Nolet, who had three career hat tricks, also represented the Flyers in the 1971-72 NHL All-Star Game. That season, Nolet tallied 23 goals and 43 points in a season limited by injury to 67 games.

With Nolet's role starting to diminish in his 30s, the Flyers left the French-Canadian forward exposed to the 1974 expansion draft. He was claimed by the Kansas City Scouts (who later twice relocated to become first the Colorado Rockies and then the New Jersey Devils). Nolet played out his career with the Scouts, Pittsburgh Penguins and Rockies.

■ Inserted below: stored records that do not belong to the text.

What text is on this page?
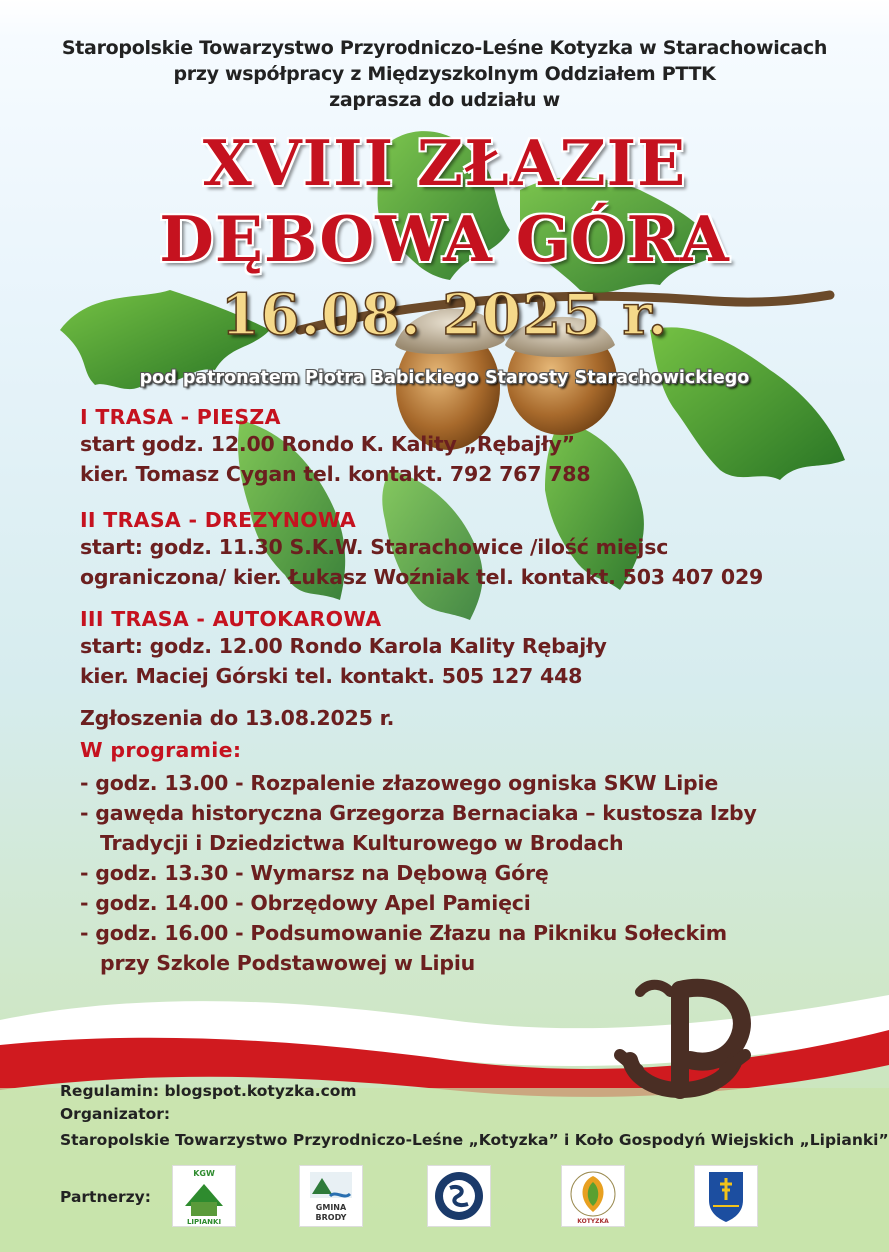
Staropolskie Towarzystwo Przyrodniczo-Leśne Kotyzka w Starachowicach
przy współpracy z Międzyszkolnym Oddziałem PTTK
zaprasza do udziału w
XVIII ZŁAZIE
DĘBOWA GÓRA
16.08. 2025 r.
pod patronatem Piotra Babickiego Starosty Starachowickiego
I TRASA - PIESZA
start godz. 12.00 Rondo K. Kality „Rębajły”
kier. Tomasz Cygan tel. kontakt. 792 767 788
II TRASA - DREZYNOWA
start: godz. 11.30 S.K.W. Starachowice /ilość miejsc
ograniczona/ kier. Łukasz Woźniak tel. kontakt. 503 407 029
III TRASA - AUTOKAROWA
start: godz. 12.00 Rondo Karola Kality Rębajły
kier. Maciej Górski tel. kontakt. 505 127 448
Zgłoszenia do 13.08.2025 r.
W programie:
- godz. 13.00 - Rozpalenie złazowego ogniska SKW Lipie
- gawęda historyczna Grzegorza Bernaciaka – kustosza Izby
Tradycji i Dziedzictwa Kulturowego w Brodach
- godz. 13.30 - Wymarsz na Dębową Górę
- godz. 14.00 - Obrzędowy Apel Pamięci
- godz. 16.00 - Podsumowanie Złazu na Pikniku Sołeckim
przy Szkole Podstawowej w Lipiu
Regulamin: blogspot.kotyzka.com
Organizator:
Staropolskie Towarzystwo Przyrodniczo-Leśne „Kotyzka” i Koło Gospodyń Wiejskich „Lipianki”
Partnerzy:
KGW
LIPIANKI
GMINA
BRODY	KOTYZKA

After his playing days ended, Nolet returned to the Flyers in 1990 when he was hired as a scout after years of scouting for the Quebec Nordiques. It was a role at which he'd excel over the next 20 years, heavily scouting the Quebec Major Junior Hockey League and doing extensive cross-over work in various other junior leagues as well as international tournaments.

Most notably, Nolet's scouting career is best remembered as being one of the Flyers' scouts who, along with Dennis Patterson and others, strongly recommended the Flyers' first-round selections of Simon Gagne with the 22nd overall pick of the 1998 NHL Draft and Claude Giroux with the 22nd pick of the 2006 Draft.

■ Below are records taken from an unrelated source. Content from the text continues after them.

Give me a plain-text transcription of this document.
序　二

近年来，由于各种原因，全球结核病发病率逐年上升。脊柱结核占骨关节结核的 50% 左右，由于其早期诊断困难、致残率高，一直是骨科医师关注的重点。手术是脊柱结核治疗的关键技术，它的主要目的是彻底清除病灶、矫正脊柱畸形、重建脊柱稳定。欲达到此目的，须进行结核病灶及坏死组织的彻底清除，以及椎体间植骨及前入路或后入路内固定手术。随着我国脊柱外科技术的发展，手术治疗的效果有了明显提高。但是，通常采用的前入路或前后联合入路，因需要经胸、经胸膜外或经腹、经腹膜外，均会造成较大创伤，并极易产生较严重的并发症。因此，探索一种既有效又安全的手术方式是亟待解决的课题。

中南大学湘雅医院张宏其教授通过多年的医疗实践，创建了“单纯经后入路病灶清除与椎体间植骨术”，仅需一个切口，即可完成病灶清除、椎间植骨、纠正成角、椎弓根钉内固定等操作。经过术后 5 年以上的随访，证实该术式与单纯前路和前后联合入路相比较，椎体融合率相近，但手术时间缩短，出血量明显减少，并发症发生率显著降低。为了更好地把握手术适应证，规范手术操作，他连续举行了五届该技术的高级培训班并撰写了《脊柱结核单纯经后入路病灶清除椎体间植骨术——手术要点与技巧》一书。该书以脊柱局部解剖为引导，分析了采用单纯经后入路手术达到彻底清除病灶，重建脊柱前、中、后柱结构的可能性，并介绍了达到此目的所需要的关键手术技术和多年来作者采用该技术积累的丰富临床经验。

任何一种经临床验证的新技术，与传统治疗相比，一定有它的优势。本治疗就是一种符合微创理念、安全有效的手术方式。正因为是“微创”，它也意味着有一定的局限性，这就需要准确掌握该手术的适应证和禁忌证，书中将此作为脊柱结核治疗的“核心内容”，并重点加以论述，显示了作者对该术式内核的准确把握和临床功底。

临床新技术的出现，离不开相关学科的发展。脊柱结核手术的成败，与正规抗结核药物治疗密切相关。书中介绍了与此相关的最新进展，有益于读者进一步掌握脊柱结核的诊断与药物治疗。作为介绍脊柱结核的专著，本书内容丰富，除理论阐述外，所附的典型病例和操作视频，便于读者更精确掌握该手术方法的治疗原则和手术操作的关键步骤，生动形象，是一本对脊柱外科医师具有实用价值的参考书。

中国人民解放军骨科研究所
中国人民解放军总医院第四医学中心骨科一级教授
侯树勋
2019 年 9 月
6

Coincidentally, Nolet and Gagne's father, Pierre, were old friends and teammates with the Quebec Aces in the 1960s (Quebec was the Flyers first farm team). That did not directly influence Nolet's opinion of the player, but it did give the scout some background on the character of the player's family upbringing. In the 2010s, Nolet started to do less traveling and focused his scouting efforts within Quebec. He retired in 2018.